Ms. Clementine returned a grin. “Kids get so caught up in the idea of a prize. The prize is simply the privilege of filling up a little jug so everyone can use it to water their own plants. Even though Jack’s plant was tallest, it was hard for me to justify him filling the jug when we were comparing beans and Marigolds.”
“I understand. Even if Jack doesn’t. Could you maybe let him fill up the jug just to water his plant?”
“I’m afraid if I did that, I’d have to let all twenty-five students trek down to the bathroom with the jug.”
Molly nodded her head and sighed. “I just need to do something. Maybe I could buy him a little prize and tell him it was from you.”
Ms. Clementine could see that Molly was determined to make her son feel better. The teacher walked to a bookshelf on the other side of the room and thumbed through a collection of paperback story books. She pulled out a much-read copy of “Jack and the Beanstalk” and handed it to Molly. “You can tell him this is from me.”

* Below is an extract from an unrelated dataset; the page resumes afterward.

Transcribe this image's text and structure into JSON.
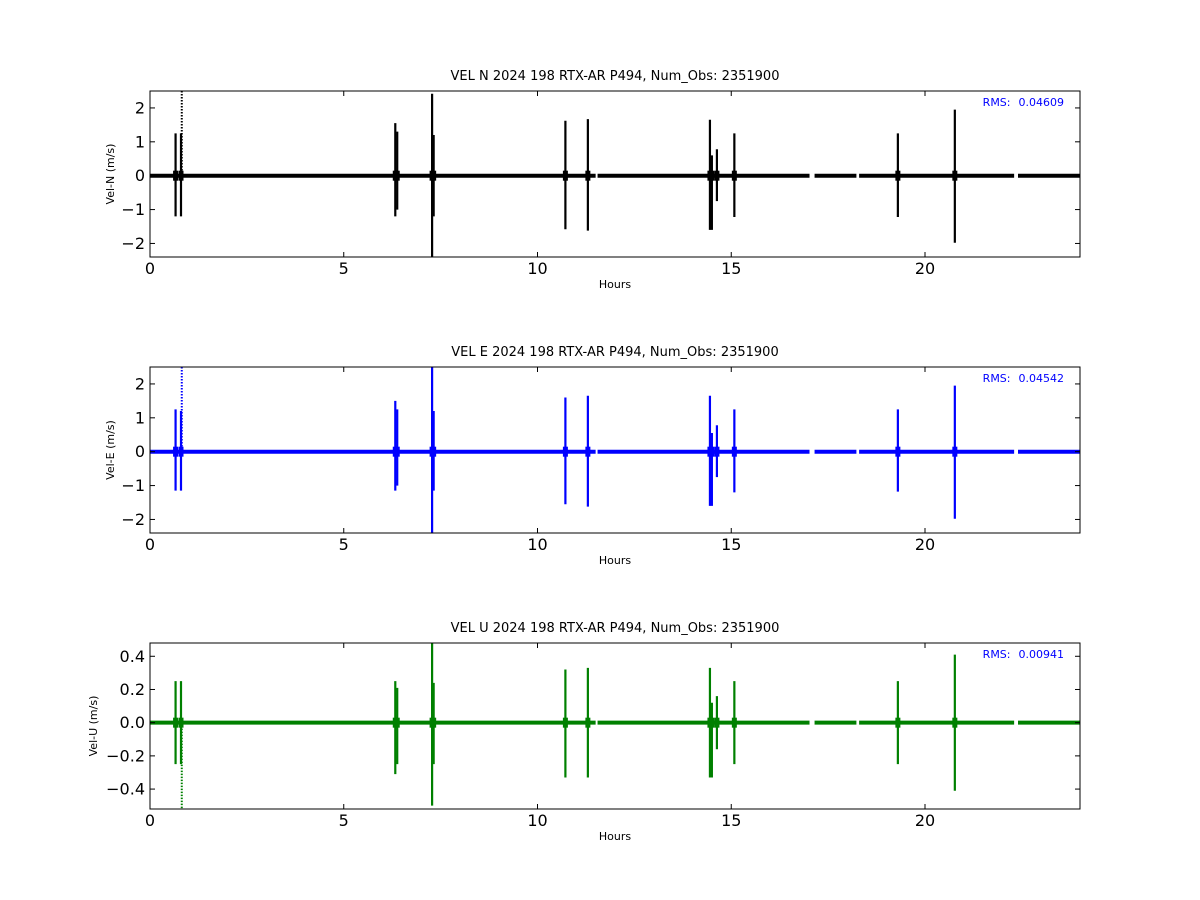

Molly smiled and laughed at the idea. She thanked Ms. Clementine for all her hard work and left the classroom feeling much better than she had when arriving.
“I have something for you,” Molly told her son, as soon as she saw him again. “Your teacher wants me to give it to you as a special prize for the plant contest. Special, because your plant is different than all the others.”
Jack leafed through the picture book’s pages.
“You probably know the story,” his mom continued. “It’s about some magic beams that grew into this giant beanstalk. Kind of like your plant.”
Jack nodded and smiled. “Let’s read it.”
“Right now?”
“Uh huh.”
Jack’s obsession with watering and measuring his plant was replaced by a love for his special book and speculating how his magic beans got into his dirt. He and his mom read the story until the flimsy cover fell off. And when the classroom Marigolds bloomed into flowers, Jack was happy that bean pods grew from his cup.